Art. 21 – O Conselho Fiscal examinará
o balancete mensal e o relatório bimestral, no mês
subseqüente ao recebimento, que deverá ser conforme
determina a legislação pertinente, utilizando para
tanto a verificação de:
I –repasse dos valores recolhidos ao fundo;
II – documentos utilizados na escrituração contábil;
III – movimentação das contas bancárias;
IV – conciliação com os respectivos documentos
e extratos bancários;
V – diário e razão;
VI – orçamento;
VII – licitações;
VIII – controle de patrimônio;
IX – folha de pagamento;
X – pagamento de impostos e encargos;
XI – aplicações financeiras;
XII – movimentação financeira, a receita e a
despesa extra-orçamentária;
XIII – cálculo atuarial;
XIV – outro e qualquer documento que será necessariamente
útil ao desempenho das funções do Conselho
Fiscal.
Art. 22 – O Conselho Fiscal examinará
mensalmente o balancete, semestralmente o balanço do FAPS
e anualmente a sua prestação de contas.
Art. 23 – O Conselho Fiscal emitirá
pareceres ou indicações específicas de suas
atribuições decorrentes das análises efetuadas
dos demonstrativos, documentos e perícias.
CAPÍTULO VI
DA PRESIDÊNCIA
Art. 24 – O Conselho elegerá anualmente,
dentre os membros, pela totalidade dos conselheiros titulares, um
Presidente, podendo ser reconduzido por igual período.
Art. 25 – Compete ao Presidente, as seguintes atribuições
pertinentes ao cargo:
I – Convocar as sessões plenárias, por escrito,
com antecedência mínima de 48 (quarenta e oito) horas
e presidir as reuniões plenárias;
II – Preparar a pauta das reuniões plenárias;
III – Representar o Conselho Fiscal ou designar representante.

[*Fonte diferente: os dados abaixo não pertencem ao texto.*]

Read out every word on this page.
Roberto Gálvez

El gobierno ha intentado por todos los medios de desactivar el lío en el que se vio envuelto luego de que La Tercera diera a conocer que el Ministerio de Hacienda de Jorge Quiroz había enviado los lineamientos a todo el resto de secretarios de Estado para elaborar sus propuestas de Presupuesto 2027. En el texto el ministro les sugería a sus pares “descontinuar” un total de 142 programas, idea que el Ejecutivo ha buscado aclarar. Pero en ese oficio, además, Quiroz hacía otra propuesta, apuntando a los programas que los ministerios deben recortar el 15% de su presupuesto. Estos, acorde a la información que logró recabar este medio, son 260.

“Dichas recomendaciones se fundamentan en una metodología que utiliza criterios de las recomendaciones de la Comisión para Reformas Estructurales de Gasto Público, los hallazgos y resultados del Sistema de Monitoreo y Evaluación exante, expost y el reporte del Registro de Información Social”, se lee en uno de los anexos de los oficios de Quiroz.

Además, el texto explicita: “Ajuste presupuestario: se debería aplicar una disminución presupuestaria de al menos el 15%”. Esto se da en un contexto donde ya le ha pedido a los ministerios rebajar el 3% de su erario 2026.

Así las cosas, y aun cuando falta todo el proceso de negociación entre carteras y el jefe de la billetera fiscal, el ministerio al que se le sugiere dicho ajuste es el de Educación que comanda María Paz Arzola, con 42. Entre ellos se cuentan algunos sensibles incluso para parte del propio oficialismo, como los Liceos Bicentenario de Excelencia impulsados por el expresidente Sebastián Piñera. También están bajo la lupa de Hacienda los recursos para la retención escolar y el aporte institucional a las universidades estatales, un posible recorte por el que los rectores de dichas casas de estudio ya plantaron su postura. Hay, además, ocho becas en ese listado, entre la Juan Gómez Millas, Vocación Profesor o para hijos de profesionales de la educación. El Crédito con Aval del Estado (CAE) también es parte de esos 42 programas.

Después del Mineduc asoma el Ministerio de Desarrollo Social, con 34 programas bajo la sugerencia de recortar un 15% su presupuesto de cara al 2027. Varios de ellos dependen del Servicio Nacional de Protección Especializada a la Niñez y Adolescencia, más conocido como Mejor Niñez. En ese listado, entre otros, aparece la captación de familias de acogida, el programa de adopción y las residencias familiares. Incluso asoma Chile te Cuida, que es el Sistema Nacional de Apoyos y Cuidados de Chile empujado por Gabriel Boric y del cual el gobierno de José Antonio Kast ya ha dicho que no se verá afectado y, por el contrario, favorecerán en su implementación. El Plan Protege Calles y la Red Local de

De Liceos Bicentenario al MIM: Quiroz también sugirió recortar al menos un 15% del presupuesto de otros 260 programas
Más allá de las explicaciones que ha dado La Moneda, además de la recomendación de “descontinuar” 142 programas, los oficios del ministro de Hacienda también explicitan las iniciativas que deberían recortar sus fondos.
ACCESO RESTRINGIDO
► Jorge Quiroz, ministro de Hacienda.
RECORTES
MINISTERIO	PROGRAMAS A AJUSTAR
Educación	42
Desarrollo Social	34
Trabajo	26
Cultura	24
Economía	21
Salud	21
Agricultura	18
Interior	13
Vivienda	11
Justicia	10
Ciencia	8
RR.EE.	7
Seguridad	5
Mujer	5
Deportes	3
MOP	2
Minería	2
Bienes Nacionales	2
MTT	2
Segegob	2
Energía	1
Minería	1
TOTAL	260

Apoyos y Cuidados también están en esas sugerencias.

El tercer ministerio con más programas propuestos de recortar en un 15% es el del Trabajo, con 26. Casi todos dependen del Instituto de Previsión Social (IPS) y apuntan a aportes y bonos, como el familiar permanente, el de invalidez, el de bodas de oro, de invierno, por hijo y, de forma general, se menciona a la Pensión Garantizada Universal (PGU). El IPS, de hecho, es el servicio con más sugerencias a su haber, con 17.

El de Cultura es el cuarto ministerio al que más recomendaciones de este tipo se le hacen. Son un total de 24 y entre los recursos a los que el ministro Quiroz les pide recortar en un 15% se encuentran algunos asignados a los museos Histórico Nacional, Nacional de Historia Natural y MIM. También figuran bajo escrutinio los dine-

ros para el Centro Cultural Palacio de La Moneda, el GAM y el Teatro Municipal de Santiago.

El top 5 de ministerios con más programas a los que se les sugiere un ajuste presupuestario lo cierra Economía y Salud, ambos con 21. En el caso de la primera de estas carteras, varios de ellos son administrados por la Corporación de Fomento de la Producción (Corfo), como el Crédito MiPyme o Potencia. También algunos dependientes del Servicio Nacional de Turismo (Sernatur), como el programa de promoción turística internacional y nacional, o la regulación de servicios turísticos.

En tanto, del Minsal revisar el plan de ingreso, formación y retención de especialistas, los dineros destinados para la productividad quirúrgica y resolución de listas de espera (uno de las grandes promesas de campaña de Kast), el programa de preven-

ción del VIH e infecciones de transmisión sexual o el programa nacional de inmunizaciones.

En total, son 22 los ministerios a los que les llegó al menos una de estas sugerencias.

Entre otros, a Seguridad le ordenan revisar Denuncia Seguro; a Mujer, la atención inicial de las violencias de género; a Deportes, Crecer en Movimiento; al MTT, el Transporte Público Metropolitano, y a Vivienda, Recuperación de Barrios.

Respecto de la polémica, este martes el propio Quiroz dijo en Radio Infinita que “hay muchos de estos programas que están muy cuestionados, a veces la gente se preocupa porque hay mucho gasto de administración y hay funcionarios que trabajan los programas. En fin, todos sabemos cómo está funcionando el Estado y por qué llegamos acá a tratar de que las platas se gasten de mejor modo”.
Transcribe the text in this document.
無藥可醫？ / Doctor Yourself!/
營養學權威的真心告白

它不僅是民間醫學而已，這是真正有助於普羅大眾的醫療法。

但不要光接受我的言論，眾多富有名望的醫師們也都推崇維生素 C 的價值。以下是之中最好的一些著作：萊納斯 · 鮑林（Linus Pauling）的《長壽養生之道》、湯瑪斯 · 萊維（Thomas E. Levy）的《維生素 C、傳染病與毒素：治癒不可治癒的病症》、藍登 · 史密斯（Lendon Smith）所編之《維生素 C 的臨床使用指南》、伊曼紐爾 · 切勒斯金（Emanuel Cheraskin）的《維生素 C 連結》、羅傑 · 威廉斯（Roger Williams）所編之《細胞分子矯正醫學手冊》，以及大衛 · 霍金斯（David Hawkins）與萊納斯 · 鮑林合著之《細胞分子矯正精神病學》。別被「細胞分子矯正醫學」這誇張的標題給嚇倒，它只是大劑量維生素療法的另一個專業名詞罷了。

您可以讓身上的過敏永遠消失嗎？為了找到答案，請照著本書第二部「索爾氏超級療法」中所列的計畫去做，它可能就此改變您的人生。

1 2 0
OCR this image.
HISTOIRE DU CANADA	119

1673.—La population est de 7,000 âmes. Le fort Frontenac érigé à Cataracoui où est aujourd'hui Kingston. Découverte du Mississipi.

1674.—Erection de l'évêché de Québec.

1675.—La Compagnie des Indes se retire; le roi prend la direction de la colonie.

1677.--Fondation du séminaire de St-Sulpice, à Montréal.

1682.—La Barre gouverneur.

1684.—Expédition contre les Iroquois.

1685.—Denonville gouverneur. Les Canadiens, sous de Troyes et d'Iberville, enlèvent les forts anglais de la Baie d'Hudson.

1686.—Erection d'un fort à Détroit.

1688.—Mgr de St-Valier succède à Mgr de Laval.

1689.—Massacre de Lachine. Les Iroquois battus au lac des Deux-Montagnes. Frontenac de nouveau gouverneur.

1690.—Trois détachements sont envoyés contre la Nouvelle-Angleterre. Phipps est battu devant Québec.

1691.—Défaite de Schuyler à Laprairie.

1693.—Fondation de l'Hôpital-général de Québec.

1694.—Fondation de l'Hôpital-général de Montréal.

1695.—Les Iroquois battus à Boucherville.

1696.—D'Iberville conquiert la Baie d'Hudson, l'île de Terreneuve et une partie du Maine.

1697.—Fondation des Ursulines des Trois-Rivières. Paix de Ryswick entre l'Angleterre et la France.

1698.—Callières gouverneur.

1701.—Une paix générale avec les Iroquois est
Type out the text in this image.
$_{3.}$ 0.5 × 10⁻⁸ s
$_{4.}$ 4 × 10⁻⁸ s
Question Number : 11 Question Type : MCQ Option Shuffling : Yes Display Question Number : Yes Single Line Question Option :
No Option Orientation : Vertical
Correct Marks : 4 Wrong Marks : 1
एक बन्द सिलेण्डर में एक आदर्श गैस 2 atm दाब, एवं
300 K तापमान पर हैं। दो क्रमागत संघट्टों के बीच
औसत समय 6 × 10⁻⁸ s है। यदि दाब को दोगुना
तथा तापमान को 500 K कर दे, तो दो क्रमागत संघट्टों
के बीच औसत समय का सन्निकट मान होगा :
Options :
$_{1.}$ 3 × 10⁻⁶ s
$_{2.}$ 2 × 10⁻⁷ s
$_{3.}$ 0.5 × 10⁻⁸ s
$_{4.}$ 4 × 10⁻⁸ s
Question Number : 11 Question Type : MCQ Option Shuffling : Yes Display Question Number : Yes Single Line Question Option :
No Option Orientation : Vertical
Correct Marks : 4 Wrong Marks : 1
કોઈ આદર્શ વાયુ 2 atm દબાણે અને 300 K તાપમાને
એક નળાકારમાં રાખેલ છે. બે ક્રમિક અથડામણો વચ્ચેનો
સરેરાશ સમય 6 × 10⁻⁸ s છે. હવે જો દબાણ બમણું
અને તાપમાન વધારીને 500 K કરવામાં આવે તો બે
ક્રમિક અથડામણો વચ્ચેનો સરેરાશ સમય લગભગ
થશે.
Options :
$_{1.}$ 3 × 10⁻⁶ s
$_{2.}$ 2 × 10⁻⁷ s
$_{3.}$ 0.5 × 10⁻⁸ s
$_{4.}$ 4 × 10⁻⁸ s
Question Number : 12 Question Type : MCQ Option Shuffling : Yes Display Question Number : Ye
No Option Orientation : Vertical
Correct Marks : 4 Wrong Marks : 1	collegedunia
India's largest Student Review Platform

IV – Tomar as providências necessárias para o
regular funcionamento do Conselho;
V – Remeter ao Prefeito e Conselho Deliberativo, quando solicitado,
os relatórios das consultas efetuadas, analisadas e aprovadas
pela sessão plenária;
VI – Encaminhar as manifestações e decisões
da Plenária, a quem de direito;
VII – Comunicar, por escrito, à Diretoria Executiva
do FAPS, as ausências dos Conselheiros;
VIII – Cumprir e fazer cumprir o presente Regimento.
CAPÍTULO VII
DOS ATOS
Art. 26 – Os atos aprovados
pelo Plenário tomarão a forma de parecer e indicação
que serão revisados e assinados pelos Conselheiros.
§ 1.° - Parecer é
o pronunciamento do Conselho sobre as matérias analisadas
pelo Plenário.
§ 2.° - Indicação é o ato pelo qual
o Conselho propõe medidas e perícias.
CAPÍTULO VIII
DAS DISPOSIÇÕES GERAIS
Art. 27 – As dúvidas que surgirem na aplicação
deste Regimento serão resolvidas pelo plenário do
Conselho, que também decidirá os casos omissos.
Art 28 – O presente regimento só poderá
ser alterado por deliberação total de seus membros.
Art. 29 – É vedado aos Conselheiros manifestar-se sobre
assuntos antes da sua resolução final, salvo às
pessoas diretamente interessadas no respectivo assunto.
Art. 30 - Este Regimento entrará em vigor
na data de sua aprovação, pelos membros do Conselho
e após será publicado pelo Jornal do Município.